Learn from the other 18As. I was lucky to have some good ones in my company...talked to them for the 18A specific things that needed to be done - i.e. what the BC likes during his Backbriefs, good bullet statements for NCOERs (vetted by the TS of course), etc. From the CO / SGM learned a lot of the little things about being SF (not officer, not NCO, just SF) especially how to take care of / look out for / protect the team. And remember, you can learn from the bad ones just as much as you can learn from the good ones. We don't have to make the same mistake to learn.

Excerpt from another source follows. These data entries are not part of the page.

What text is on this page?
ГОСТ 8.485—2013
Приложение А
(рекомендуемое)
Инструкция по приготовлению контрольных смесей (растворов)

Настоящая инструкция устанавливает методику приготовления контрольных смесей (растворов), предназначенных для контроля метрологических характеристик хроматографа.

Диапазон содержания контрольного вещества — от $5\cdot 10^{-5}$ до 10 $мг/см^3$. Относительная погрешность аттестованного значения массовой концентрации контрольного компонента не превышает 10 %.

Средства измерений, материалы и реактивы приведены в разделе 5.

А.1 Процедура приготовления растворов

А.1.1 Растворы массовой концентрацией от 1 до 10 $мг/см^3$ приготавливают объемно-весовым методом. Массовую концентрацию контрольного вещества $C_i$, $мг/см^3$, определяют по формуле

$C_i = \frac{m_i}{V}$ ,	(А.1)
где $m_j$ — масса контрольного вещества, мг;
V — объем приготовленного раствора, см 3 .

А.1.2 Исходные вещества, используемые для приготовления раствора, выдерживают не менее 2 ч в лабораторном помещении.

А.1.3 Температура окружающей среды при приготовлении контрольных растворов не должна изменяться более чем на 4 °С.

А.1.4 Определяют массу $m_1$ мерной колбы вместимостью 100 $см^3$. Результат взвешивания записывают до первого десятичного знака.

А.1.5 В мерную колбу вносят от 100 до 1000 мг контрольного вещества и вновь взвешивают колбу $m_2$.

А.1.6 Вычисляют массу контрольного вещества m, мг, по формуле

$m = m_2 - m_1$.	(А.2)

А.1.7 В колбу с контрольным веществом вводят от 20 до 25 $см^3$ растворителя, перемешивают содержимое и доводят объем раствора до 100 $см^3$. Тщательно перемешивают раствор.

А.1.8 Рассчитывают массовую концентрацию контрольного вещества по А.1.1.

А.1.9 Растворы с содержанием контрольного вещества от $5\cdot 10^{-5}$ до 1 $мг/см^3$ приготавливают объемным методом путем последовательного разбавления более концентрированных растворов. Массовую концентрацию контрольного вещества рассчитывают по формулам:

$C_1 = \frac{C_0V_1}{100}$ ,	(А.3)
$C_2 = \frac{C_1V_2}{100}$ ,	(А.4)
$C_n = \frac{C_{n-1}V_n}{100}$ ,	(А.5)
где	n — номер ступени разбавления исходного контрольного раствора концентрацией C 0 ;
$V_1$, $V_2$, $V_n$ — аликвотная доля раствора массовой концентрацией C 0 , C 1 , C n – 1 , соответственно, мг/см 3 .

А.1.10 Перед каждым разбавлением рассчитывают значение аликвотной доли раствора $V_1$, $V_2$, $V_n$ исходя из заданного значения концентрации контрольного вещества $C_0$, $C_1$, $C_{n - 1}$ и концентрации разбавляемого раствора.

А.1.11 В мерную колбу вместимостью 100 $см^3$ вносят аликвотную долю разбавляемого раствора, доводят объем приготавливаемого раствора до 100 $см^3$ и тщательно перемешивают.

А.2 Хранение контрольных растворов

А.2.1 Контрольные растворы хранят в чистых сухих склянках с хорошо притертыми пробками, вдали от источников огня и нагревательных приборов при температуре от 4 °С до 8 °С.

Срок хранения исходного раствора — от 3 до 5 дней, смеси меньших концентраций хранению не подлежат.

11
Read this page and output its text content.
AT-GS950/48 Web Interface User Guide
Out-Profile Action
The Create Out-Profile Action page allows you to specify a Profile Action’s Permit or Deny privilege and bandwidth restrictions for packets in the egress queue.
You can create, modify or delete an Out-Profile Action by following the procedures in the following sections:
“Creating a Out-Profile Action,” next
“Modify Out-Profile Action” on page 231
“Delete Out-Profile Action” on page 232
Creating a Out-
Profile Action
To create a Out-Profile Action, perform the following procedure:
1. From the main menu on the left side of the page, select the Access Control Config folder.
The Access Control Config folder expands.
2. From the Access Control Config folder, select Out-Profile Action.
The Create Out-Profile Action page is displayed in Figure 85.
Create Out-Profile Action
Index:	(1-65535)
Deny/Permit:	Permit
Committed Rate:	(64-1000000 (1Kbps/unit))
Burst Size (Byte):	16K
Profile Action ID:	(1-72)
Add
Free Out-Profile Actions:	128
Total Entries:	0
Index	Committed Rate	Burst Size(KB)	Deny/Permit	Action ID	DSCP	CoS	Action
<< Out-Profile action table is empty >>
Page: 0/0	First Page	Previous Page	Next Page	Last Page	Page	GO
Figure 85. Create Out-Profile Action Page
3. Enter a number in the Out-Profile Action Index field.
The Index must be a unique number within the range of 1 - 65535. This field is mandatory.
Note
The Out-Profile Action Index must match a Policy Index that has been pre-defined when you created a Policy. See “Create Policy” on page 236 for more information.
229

Use your assets. Never forget the skills of what branch you used to be, nor more importantly the Branch/MOS/Skills of the other guys on the team...you would be surprised at how important a HUMVEE mechanic is, even if you are not in the desert. I believe when we departed the island, the count was 18E - 10, Generator - 1.
Fight for the team - This last piece of advice was given to me by my initial SF Company Commander. Never be afraid to question the boss. Do it professionally, not like an idiot, but never be afraid to question him. The team will realize that you are fighiting for them. You may change the boss's mind...you may not, he can still tell you to execute...but at least you were fighting for the team.
Hope I am not overstepping any bounds, but I hope this is of some help to some new / future 18A...
Comments?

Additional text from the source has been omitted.